Many, many people continued to live in poor housing conditions on cramped inner-city streets into the 1960s and beyond, though. It wasn’t until the late 1960s that wholesale ‘slum clearance’ took place in Liverpool and Coventry, and in some ways this proved unpopular. Social investigators and journalists found that many inhabitants would have preferred to be rehoused in their own inner-city neighbourhood, rather than being moved onto vast council estates on the city’s outskirts, miles away from work, shops and friends. Tower blocks were built which posed problems for older people or those with young children – particularly when the lifts were out of order. And in the early 1970s, government investment in council housing began to decline – and so did the conditions in these neighbourhoods. Lifts, concrete walkways, and public spaces weren’t well maintained. Often residents banded together to improve conditions themselves through campaigns for nurseries or community centres.

New post war housing estate Coventry

New post war housing estate Coventry

These initiatives were often missed, though, by middle-class suburban residents who felt threatened by the estates they saw being built on suburban green spaces near them. Residents of Woolton, near Liverpool, complained bitterly about the construction of council houses at nearby Gateacre and Belle Vale. Often their complaints were based on prejudice rather than fact: they did not know any of the residents but told journalists that council tenants were ‘rough’ and ‘dirty’. No community is perfect, but the memories recorded here highlight that many people were simply trying to make ends meet, keep a roof over their heads and making the best of the conditions in which they found themselves.

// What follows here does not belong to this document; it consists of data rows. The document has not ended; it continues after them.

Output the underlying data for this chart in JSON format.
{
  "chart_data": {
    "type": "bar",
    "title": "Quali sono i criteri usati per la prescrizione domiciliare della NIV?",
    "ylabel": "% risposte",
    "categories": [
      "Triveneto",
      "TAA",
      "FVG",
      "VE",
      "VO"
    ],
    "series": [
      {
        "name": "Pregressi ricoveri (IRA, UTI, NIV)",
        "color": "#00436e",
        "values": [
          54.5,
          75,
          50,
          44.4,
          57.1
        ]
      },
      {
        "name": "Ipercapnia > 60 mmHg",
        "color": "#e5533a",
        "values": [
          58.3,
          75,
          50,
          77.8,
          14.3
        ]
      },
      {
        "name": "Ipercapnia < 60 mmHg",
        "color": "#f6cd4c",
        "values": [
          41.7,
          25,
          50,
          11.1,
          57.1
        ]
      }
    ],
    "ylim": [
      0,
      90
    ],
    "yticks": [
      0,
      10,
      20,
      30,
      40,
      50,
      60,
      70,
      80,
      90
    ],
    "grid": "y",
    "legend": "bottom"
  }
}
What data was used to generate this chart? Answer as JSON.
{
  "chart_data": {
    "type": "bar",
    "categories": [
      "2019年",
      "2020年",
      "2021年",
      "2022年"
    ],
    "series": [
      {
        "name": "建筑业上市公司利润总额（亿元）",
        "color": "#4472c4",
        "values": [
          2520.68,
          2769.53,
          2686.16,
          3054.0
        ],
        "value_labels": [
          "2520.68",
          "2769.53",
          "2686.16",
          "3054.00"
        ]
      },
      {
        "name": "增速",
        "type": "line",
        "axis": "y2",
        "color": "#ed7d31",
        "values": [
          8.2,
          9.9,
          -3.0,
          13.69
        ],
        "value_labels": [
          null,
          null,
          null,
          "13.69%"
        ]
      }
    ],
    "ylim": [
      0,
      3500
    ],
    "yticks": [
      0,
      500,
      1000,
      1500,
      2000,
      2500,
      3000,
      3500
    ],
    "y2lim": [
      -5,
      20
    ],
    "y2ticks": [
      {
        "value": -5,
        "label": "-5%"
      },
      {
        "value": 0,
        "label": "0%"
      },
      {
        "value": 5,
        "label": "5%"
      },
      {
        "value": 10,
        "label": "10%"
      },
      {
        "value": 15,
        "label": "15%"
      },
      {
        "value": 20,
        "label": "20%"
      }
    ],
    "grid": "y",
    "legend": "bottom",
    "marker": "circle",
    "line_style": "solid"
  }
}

Nowadays, everyone is meant to aspire to own their own house. Many of the people whose memories are recorded here also wanted to own a place of their own – often because they became sick of council rules or the lack of space for their children in tower block flats, or the decline in public investment in housing in the 1960s and 1970s, or the isolation on council estates. But most simply could not afford to buy their own house. This didn’t make them less responsible or committed to their local community. The provision of social housing did make them less likely to experience the huge and frightening debts some of their children are now saddled with in the form of mortgages, and less likely to experience homelessness than many of today’s home owners will be in a recession.